Some other materials which are oxidizing in character and, therefore, corrosive to copper and its alloys are nitrates, chromates, chlorates, permanganates, and cupric (copper) and stannic (tin) compounds.

Oxidation is most evident in the case of heating metals for hot rolling sheer, strip or plate; hot piercing of tubes; hot extrusion of tube and rod. In this case oxygen in the air reacts directly to form copper oxide on electrolytic tough-pitch copper or slight variations thereof while brasses, aluminum bronzes and copper-nickel alloys will also have some oxides of the added elements used to make the alloy.
3. High Temperature Corrosion — We mean higher than room temperature, for the most part, when we speak of this form of corrosion. In modern power plants, steam may be as hot as 1050°bf, which requires very special alloys to handle—and very special treatments to exclude various corrosive substances, including oxygen.

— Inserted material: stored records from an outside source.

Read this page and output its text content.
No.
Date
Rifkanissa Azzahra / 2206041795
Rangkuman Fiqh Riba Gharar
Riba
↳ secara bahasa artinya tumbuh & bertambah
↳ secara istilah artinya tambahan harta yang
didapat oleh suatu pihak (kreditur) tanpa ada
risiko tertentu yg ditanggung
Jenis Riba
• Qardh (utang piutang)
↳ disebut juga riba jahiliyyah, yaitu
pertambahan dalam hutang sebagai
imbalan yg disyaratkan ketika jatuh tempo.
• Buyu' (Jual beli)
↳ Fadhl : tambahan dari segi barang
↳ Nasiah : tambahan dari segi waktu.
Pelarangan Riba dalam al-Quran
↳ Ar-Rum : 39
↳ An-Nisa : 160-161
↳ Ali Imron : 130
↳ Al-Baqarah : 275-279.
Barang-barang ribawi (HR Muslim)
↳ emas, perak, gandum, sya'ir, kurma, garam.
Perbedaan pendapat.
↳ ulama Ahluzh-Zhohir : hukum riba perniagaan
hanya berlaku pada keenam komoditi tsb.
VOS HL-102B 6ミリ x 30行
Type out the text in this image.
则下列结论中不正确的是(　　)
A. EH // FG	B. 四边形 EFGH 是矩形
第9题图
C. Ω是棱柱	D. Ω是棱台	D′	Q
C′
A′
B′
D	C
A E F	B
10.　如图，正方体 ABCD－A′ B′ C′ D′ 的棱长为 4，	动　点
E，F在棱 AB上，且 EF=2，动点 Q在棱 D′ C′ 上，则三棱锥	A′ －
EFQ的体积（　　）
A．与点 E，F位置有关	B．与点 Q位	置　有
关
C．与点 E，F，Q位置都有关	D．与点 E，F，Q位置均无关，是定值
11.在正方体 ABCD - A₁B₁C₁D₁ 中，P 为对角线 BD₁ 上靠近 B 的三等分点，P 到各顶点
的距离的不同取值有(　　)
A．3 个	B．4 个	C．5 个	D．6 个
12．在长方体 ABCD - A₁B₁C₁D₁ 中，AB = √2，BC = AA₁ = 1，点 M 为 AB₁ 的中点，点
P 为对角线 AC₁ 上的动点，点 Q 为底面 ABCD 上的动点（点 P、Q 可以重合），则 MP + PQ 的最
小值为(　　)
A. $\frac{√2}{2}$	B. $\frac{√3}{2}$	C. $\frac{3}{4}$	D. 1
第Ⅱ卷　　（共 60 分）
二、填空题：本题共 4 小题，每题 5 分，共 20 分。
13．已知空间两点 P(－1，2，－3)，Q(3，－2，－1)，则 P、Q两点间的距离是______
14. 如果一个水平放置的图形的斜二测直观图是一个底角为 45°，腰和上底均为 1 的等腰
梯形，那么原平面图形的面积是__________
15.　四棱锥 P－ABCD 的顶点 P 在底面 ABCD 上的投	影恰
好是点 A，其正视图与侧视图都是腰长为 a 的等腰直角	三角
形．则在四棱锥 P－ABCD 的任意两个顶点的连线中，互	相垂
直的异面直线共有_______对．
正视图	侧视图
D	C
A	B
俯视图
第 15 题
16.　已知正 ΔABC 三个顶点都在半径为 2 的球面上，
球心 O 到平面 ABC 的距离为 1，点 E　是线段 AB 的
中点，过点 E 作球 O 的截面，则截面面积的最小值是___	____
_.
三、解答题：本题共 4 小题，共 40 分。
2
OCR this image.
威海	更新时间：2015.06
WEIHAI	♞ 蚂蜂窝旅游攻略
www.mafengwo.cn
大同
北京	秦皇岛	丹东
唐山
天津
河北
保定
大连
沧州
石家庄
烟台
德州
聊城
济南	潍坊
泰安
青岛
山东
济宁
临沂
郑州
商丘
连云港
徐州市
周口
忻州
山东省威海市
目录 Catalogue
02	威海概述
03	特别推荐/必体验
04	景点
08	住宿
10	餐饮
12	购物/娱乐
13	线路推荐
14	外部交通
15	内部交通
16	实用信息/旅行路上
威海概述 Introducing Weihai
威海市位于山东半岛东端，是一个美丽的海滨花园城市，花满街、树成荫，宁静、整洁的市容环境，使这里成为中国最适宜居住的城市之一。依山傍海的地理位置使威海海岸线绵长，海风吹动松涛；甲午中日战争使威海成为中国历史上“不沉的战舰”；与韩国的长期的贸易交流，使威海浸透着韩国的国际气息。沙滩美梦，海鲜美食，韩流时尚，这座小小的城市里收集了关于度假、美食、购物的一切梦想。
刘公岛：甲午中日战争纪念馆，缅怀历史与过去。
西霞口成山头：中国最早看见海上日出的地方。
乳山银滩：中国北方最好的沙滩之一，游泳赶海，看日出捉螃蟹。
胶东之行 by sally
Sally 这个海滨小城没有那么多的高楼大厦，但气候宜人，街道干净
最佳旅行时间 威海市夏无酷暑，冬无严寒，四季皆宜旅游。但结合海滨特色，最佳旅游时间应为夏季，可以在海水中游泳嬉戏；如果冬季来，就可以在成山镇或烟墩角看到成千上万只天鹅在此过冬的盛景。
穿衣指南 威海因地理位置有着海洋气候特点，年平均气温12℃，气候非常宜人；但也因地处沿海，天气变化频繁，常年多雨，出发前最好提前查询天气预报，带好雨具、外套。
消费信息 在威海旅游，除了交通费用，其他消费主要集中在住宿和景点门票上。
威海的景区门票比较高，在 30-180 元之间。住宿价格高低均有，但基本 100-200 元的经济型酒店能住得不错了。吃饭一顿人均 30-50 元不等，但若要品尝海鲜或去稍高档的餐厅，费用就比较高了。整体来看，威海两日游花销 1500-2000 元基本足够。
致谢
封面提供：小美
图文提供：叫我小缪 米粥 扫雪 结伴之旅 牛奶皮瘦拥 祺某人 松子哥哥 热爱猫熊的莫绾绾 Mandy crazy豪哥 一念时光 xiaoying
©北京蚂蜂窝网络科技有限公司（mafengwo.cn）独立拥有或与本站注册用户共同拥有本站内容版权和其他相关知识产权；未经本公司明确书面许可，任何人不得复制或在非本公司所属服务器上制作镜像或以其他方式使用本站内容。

There are very definite limits to the temperatures to which copper metals may be exposed, partly because they lose strength and partly because of oxide formation which may waste away the base metal and hence reduce the thickness or section below a safe strength level.

Generally speaking 800°F. is maximum for hi-strength alloys and 400°F. for electrolytic copper.

Other than oxygen there are various gases which attack copper metals at elevated temperatures, such as those containing sulfur, chlorine and the like. Scales or films may be formed which are loose and not adherent, and hence not protective to the metal.

In addition to these, molten salts may be corrosive as well as molten metals. Liquid tin, soft solders, and some silver solders are corrosive when in contact for a certain length of time because they form new metal alloys, which may not be strong and ductile, but rather weak and brittle.

Liquid mercury is a corrosive metal at room temperature.